Entre as recomendações, estão a não realização de velórios, funerais, embalsamentos, aplicações de formal e necropsias e que, além disso, pessoas do grupo de risco não participem do manejo dos corpos. "Considerando a possibilidade de monitoramento, recomenda-se que sejam registrados nomes, datas e atividades de todos os trabalhadores que participaram dos cuidados post-mortem, incluindo a limpeza do quarto/enfermaria."
A cartilha também indica que os familiares não cheguem a menos de dois metros dos corpos e, se houver necessidade de aproximação, apenas com máscara, luva e avental de proteção. "Sugere-se, ainda, que, a depender da estrutura existente, o reconhecimento do corpo possa ser por meio de fotografias, evitando contato ou exposição."
A orientação é que o corpo seja enrolado em lençóis, guardado em um saco impermeável (que impossibilite o vazamento de fluídos) e colocado em um segundo saco, que deve ser desinfetado com álcool 70% ou solução clorada e, depois, identificado como de risco biológico. Se a maca de transporte do corpo for reutilizada, ela precisa ser também desinfetada, enquanto o caixão deverá estar lacrado.
Caso o exame não tenha sido feita em vida, o ministério indica que seja feita a colheita de material biológico da cavidade nasal e da orofaringe para verificar a presença do covid-19.
"A cerimônia de sepultamento não deve contar com aglomerado de pessoas, respeitando a distância mínima de, pelo menos, dois metros entre elas, bem como outras medidas de isolamento social e de etiqueta respiratória", diz o material.

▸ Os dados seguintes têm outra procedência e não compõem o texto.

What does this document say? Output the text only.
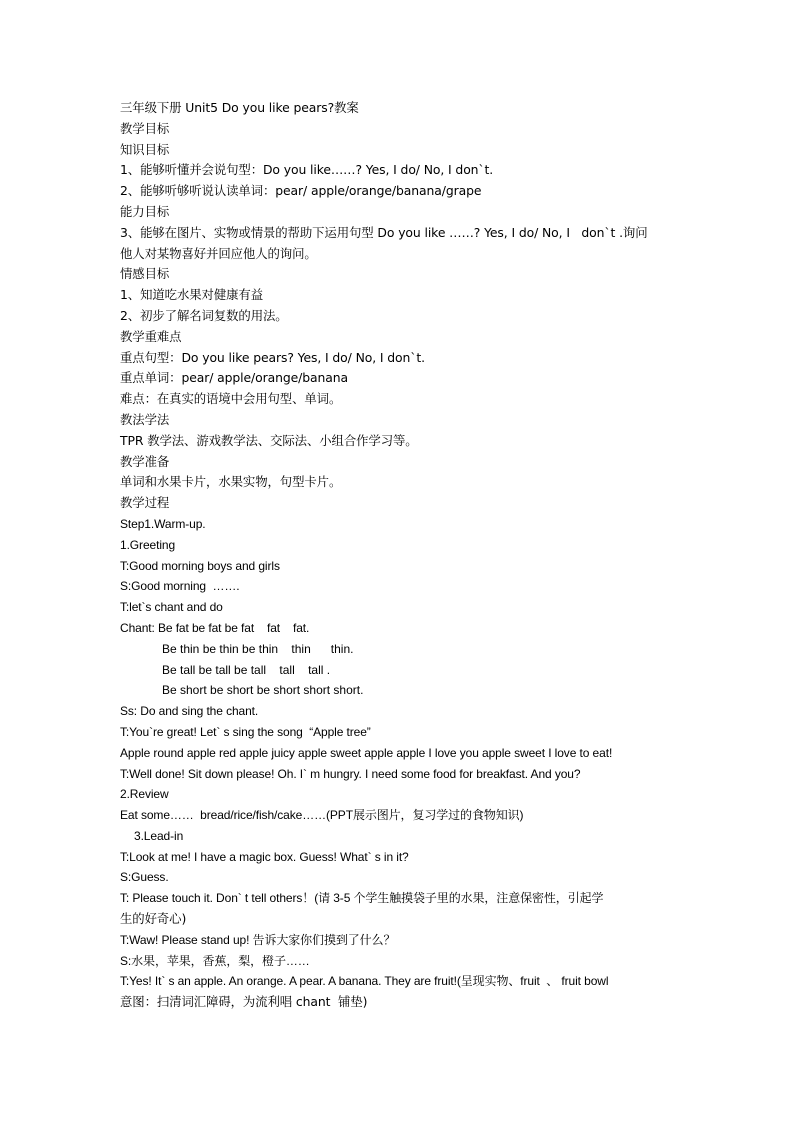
三年级下册 Unit5 Do you like pears?教案
教学目标
知识目标
1、能够听懂并会说句型：Do you like……? Yes, I do/ No, I don`t.
2、能够听够听说认读单词：pear/ apple/orange/banana/grape
能力目标
3、能够在图片、实物或情景的帮助下运用句型 Do you like ……? Yes, I do/ No, I   don`t .询问
他人对某物喜好并回应他人的询问。
情感目标
1、知道吃水果对健康有益
2、初步了解名词复数的用法。
教学重难点
重点句型：Do you like pears? Yes, I do/ No, I don`t.
重点单词：pear/ apple/orange/banana
难点：在真实的语境中会用句型、单词。
教法学法
TPR 教学法、游戏教学法、交际法、小组合作学习等。
教学准备
单词和水果卡片，水果实物，句型卡片。
教学过程
Step1.Warm-up.
1.Greeting
T:Good morning boys and girls
S:Good morning  …….
T:let`s chant and do
Chant: Be fat be fat be fat    fat    fat.
Be thin be thin be thin    thin      thin.
Be tall be tall be tall    tall    tall .
Be short be short be short short short.
Ss: Do and sing the chant.
T:You`re great! Let` s sing the song  “Apple tree”
Apple round apple red apple juicy apple sweet apple apple I love you apple sweet I love to eat!
T:Well done! Sit down please! Oh. I` m hungry. I need some food for breakfast. And you?
2.Review
Eat some……  bread/rice/fish/cake……(PPT展示图片，复习学过的食物知识)
3.Lead-in
T:Look at me! I have a magic box. Guess! What` s in it?
S:Guess.
T: Please touch it. Don` t tell others！(请 3-5 个学生触摸袋子里的水果，注意保密性，引起学
生的好奇心)
T:Waw! Please stand up! 告诉大家你们摸到了什么？
S:水果，苹果，香蕉，梨，橙子……
T:Yes! It` s an apple. An orange. A pear. A banana. They are fruit!(呈现实物、fruit  、 fruit bowl
意图：扫清词汇障碍，为流利唱 chant  铺垫)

Prefeitura nega que covas em cemitério foram abertas por causa da pandemia:
O prefeito Bruno Covas (PSDB) alegou nesta sexta-feira (3) que as covas abertas no cemitério da Vila Formosa, na Zona Leste de São Paulo, não foram feitas por causa da pandemia do novo coronavírus. Em coletiva de imprensa, o prefeito declarou que a abertura de dezenas de covas em filas é o procedimento padrão dos cemitérios municipais nessa época do ano, quando encerra o período de chuvas. A imagem aérea do local foi capa do jornal norte-americano The Washington Post na quinta (2).
“A imagem é real, mas é importante esclarecer que ela não tem nenhuma relação com o período que passamos. Todo os anos, ao final do período de chuvas, isso é feito nos cemitérios municipais para preparar o cemitério para o ano todo”, disse. “Portanto não há nenhuma novidade sobre o que foi feito em 2019, 2018, 2017. Essa imagem pode ser feita todos os anos nos cemitérios municipais. Ela não foi feita excepcionalmente por causa do coronavírus.”